Question

How do you solve \[x = 3y - 1\] and \[x + 2y = 9\] using substitution?

Answer 1

Hint: We have to solve these two equations by substitution method.
The method of solving "by substitution" works by solving one of the equations for one of the variables, and then plugging this back into the other equation, "substituting" for the chosen variable and solving for the other.
So, in the substitution method, we substitute any one of the values of \[x\] or \[y\] in the other equation.
Finally, we will get the solution.

Complete step-by-step solution:
It is given that; \[x = 3y - 1\] and \[x + 2y = 9\]
We have to solve these two equations by substitution method.
We know that, in the substitution method, we substitute any one of the values of \[x\] or \[y\] in the other equation.
Let us take,
\[x = 3y - 1\]…….... (1)
\[x + 2y = 9\]…….... (2)
We will substitute the value of \[x\] from (1) in (2).
So, we have,
$\Rightarrow$\[3y - 1 + 2y = 9\]
Simplifying we get,
$\Rightarrow$\[5y = 10\]
Simplifying again we get,
$\Rightarrow$\[y = \dfrac{{10}}{5}\]
Simplifying again we get,
$\Rightarrow$\[y = 2\]
Now, we will substitute \[y = 2\] in (1) we get,
$\Rightarrow$\[x = 3 \times 2 - 1 = 5\]
So, the values are \[x = 5\] and \[y = 2\].

Hence, the solution is \[x = 5\] and \[y = 2\].

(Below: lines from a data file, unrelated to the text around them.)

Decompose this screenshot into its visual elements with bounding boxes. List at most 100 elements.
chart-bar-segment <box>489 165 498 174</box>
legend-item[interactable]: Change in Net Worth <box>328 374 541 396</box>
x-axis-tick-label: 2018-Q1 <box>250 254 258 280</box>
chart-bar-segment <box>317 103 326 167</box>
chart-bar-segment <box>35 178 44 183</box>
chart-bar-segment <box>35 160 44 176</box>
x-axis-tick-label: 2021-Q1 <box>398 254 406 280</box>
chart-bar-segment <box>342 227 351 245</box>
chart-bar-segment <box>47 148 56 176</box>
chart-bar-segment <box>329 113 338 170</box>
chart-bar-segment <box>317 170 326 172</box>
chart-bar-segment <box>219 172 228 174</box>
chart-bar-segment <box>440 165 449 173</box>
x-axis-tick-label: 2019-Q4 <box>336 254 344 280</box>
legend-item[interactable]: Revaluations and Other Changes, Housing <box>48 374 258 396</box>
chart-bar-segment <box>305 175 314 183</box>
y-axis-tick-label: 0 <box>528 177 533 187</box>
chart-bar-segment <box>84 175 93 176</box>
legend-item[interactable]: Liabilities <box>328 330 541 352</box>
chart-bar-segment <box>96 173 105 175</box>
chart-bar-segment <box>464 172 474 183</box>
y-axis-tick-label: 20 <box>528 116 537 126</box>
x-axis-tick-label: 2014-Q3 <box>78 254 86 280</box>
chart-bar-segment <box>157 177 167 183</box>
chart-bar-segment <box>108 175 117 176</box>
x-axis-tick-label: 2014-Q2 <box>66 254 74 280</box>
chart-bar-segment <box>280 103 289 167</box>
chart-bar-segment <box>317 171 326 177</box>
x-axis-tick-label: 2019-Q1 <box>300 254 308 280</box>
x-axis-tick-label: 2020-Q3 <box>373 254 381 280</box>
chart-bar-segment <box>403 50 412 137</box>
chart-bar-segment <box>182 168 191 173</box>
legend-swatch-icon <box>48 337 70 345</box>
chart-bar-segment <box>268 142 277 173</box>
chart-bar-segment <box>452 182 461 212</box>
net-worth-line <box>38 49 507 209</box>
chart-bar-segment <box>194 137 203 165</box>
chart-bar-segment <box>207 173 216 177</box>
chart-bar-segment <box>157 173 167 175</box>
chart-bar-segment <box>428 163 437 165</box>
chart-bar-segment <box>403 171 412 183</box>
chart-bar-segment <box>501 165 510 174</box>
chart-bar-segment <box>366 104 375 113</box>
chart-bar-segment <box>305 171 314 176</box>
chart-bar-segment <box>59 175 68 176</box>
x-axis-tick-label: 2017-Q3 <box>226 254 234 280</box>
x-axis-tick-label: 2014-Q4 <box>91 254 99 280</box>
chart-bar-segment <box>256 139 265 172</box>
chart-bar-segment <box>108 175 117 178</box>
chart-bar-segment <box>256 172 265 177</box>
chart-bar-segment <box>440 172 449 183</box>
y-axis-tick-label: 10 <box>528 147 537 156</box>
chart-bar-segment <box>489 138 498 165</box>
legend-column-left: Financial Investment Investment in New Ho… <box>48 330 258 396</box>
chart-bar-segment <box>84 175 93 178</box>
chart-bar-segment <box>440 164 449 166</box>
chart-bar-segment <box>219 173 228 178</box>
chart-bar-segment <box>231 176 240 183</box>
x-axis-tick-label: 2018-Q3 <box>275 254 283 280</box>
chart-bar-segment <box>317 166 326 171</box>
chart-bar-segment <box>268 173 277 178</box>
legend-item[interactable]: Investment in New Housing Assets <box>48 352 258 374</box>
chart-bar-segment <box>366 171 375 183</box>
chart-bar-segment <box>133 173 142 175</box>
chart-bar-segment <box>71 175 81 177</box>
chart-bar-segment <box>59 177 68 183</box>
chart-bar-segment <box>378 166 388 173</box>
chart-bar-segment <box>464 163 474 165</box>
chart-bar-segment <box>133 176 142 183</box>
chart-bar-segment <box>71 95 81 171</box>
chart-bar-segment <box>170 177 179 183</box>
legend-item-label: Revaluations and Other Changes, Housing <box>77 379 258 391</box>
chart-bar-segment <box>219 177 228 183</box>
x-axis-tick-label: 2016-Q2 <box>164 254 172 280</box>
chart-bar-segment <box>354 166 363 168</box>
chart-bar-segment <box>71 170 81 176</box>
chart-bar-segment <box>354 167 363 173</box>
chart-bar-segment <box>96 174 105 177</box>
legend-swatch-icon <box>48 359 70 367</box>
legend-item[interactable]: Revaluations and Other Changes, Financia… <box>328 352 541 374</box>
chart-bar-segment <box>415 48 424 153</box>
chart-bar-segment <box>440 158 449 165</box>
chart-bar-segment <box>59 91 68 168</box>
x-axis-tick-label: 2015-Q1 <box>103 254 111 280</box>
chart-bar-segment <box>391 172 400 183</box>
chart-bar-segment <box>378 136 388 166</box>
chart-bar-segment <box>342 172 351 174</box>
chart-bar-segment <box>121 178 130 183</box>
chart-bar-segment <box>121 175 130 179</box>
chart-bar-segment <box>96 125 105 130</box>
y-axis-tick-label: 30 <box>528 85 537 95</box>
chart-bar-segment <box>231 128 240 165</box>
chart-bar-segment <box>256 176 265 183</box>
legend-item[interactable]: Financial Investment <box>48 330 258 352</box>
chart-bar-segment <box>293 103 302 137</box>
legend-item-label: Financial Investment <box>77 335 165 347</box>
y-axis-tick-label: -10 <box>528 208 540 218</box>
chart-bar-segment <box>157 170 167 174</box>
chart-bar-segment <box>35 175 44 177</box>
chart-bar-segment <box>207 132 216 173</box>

Note: The substitution method is the algebraic method to solve simultaneous linear equations. As the word says, in this method, the value of one variable from one equation is substituted in the other equation.
In this way, a pair of the linear equations gets transformed into one linear equation with only one variable, which can then easily be solved.
The method of substitution involves three steps:
Solve one equation for one of the variables.
Substitute this expression into the other equation and solve.
Re-substitute the value into the original equation to find the corresponding variable.